The second thing to notice is that the times in ULWC and LLWC do not match;
they have a difference of 74 (approx.) milliseconds. This comes from small
timing differences in the two processes and can mostly be ignored for the
purpose of this post.
archlinux# FIO_TOTAL_TIME=10 FIO_INTERVAL=10 ./run.sh
ULWC:
9884,546570240
10001,556687360
-------------
LLWC:
9926.939,557273088
The ULWC values come from the fio.json
output where we take the timestamp
from jobs[0].write.runtime
and the actual bytes written out from
jobs[0].write.io_bytes
. The LLWC values come from the python script and are
directly taken from python's datetime library and the output of the nvme-cli
command. We already see that we have all the information necessary to calculate
WAF in this particular case. We simply do a (LLWC)557273088 / (ULWC)556687360
= (WAF)1.001052167. Here we don't see a very pronounced ratio but our test was
very short and did not push the limits of the filesystem.
Now let's see how we can get a more fine grained measurement. This recipe allows
for such an execution by just changing the values of the environment variables.
Let's leave the total runtime at 10 seconds but have 5 second intervals to see
how WAF changes every 5 seconds. When we run the modified scripts we see that
an additional line has appeared in the output.
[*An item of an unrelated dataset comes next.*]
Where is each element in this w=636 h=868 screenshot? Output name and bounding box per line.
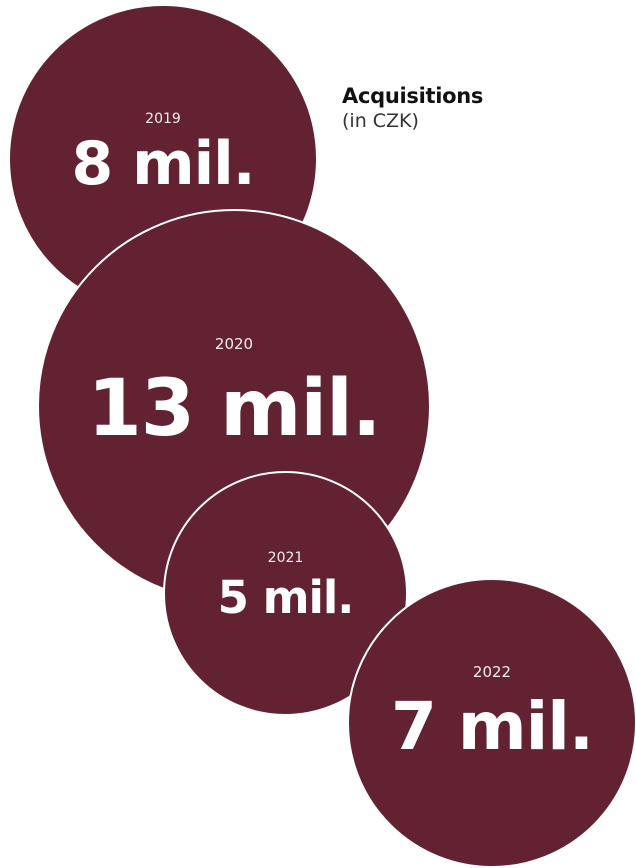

As we saw previously fio is
outputting one more line but we can simply ignore the second to the last one.
Also notice that the written bytes are accumulated so to calculate the WAF for
a certain interval we need to subtract from the previous interval to get the
bytes written for one interval. Other than that, the calculation is exactly the
same as before. In this particular case we will get two WAF values :
1.035346438, 0.971488105. So what happened there with the last value? Did it
really go under 1? In this case the last interval is always the one that has
the most error as it is where the time differences is most visible as the two
processes (fio
and measure_dev
) stop at different times. The difference
also gets exacerbated by the size of our test: because our time periods are so
short any timing discrepancies can have a large impact on WAF. You can actually
remove the last interval from longer runs as it will have the most errors.
archlinux# FIO_TOTAL_TIME=10 FIO_INTERVAL=5 ./run.sh
ULWC:
4883,265252864
9882,566841344
10001,575844352
-------------
LLWC:
5000.792,274628608
9925.093,576364544
Hopefully this post has clarified WAF, given some tools to facilitate its
calculation and demonstrated how fio can help. Next steps to take after getting
through this post would be to increase the total time of the experiment and of
the intervals. My experiments usually run for a couple of hours with 5 minute
intervals but this can vary depending on your needs. You should also change
fio.cfg
so it executes a more representative workload.